Is it normal to have \u escaped unicode text in "text" field of json response or you actually retrieves UTF-8 code?


#1

When I tried to fetch my post using https://api.twitter.com/1.1/statuses/user_timeline.json at https://dev.twitter.com/console, it retrieves like :

“text”: “아무리 오픈 소스래지만…”

If there is English text with it, it is like

“text”: “Hello, 아무리 오픈 소스래지만…”

However, when I tried using open source library like twitcurl, what it retrieved is :

“text”: “Hello, \uc544\ubb34\ub9ac \uc624\ud508 \uc18c\uc2a4\ub798\uc9c0\ub9cc…”

so, it only escape Korean text in \u escaped text. ( the code point of 아 is \uC544 and its actual binary representation is 0xEC 0x95 0x84 )

is it supposed to return with the \u escaped text, or the https://dev.twitter.com/console just replaces the \u escaped text with actual Korean text? Do you actually convert those \u escaped unicode with actual printable Korean text in the JavaScript code?
If it’s normal to have \u escaped text, it’s strange that it doesn’t do the same for the “Hello,” part. ( In know that UTF-8 has same code values for ASCII area, but… )

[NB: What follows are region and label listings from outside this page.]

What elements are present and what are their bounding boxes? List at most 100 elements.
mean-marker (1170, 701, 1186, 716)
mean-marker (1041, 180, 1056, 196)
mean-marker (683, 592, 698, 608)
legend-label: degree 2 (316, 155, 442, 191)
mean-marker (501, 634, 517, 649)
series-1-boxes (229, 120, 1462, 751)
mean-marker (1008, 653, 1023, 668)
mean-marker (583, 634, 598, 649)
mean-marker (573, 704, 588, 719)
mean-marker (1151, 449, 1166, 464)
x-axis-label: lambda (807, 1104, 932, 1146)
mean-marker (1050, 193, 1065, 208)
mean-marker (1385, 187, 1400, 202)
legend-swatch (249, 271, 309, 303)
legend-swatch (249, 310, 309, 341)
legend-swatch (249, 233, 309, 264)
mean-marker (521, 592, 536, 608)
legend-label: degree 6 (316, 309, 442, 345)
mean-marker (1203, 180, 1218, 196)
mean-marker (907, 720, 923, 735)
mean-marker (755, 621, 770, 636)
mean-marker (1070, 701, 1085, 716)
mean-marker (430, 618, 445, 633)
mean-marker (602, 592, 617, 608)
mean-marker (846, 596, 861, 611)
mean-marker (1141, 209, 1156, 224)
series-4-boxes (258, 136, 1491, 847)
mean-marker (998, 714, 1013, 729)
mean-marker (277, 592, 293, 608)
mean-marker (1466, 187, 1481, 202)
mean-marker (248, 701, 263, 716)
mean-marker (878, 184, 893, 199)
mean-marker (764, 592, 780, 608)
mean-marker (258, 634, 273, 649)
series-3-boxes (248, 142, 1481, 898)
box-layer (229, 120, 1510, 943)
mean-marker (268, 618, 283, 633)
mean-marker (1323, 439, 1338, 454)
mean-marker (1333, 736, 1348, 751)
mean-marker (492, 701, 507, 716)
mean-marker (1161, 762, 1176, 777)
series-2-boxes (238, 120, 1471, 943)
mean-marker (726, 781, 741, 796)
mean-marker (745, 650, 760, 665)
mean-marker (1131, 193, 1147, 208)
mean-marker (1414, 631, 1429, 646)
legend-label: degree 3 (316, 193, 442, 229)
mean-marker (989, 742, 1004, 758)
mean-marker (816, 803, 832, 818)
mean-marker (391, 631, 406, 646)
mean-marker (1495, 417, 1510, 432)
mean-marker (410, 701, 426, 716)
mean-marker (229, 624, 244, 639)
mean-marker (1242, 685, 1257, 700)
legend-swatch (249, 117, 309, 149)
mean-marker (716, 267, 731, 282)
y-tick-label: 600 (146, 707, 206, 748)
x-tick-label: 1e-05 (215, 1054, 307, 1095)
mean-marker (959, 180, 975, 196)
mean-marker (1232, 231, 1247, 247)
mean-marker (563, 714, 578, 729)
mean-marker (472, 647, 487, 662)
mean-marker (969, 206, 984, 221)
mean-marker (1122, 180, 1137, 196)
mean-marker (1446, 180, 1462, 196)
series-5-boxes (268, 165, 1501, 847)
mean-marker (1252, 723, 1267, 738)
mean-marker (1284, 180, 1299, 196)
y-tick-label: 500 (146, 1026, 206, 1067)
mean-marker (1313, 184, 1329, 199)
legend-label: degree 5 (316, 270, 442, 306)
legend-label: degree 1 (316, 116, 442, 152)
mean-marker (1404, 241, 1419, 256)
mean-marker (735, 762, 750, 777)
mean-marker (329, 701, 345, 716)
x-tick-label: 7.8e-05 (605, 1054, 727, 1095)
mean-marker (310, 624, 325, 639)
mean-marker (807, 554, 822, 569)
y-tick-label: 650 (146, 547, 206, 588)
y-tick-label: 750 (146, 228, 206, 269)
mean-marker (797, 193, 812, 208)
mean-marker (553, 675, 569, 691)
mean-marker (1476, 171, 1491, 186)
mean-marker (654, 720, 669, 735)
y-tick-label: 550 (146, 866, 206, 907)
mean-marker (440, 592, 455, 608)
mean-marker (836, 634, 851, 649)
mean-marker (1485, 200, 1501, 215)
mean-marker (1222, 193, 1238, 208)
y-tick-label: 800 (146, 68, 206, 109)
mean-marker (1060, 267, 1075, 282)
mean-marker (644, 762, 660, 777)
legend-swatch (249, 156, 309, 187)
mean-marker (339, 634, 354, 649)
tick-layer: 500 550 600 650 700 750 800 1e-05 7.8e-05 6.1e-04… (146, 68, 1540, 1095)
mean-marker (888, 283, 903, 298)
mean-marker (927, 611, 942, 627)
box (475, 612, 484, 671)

I tried to click the “Snapshot” button and there I can see it raw text, but it doesn’t contain the \u escaped text. It contains real Korean text.
However, by opening “Web Console” of Firefox browser and inspecting the json response, I could see \u escaped text.

So, should we, an applicaton developer, convert those \u escaped text before displaying? ( I use C++. I noticed that there are some json libraries for PHP/Python, which decodes the \u escaped text correct to display such unicode while those English portion is not changed.
(It’s kind of weird only some portion of text is escaped, still. )

I’m trying to build json libraries for C/C++ to have some consistent behavior. But I’m not sure whether it’s correct to turn on Unicode support or not.
If it’s to be displayed as “\u …” it would be that I have to turn off unicode support, because \u … is ASCII representation of UTF-8. But on the other hand, if there is such decode() function which replaces the \u text with real Unicode text, I may need to turn on Unicode support.
To decide what I should do, I need the information asked so far.

Please someone respond.

Thank you in advance.


#2

https://dev.twitter.com/console directly replaces \uXXXX with the correct Unicode character.
It’s the job of the JSON parser to do that replacement. You always want the JSON parser to do that replacement (except maybe when debugging).

Non-ASCII characters are replaced by \uXXXX because it’s what works the best in most cases. But it’s harder to read when working with non-ASCII languages.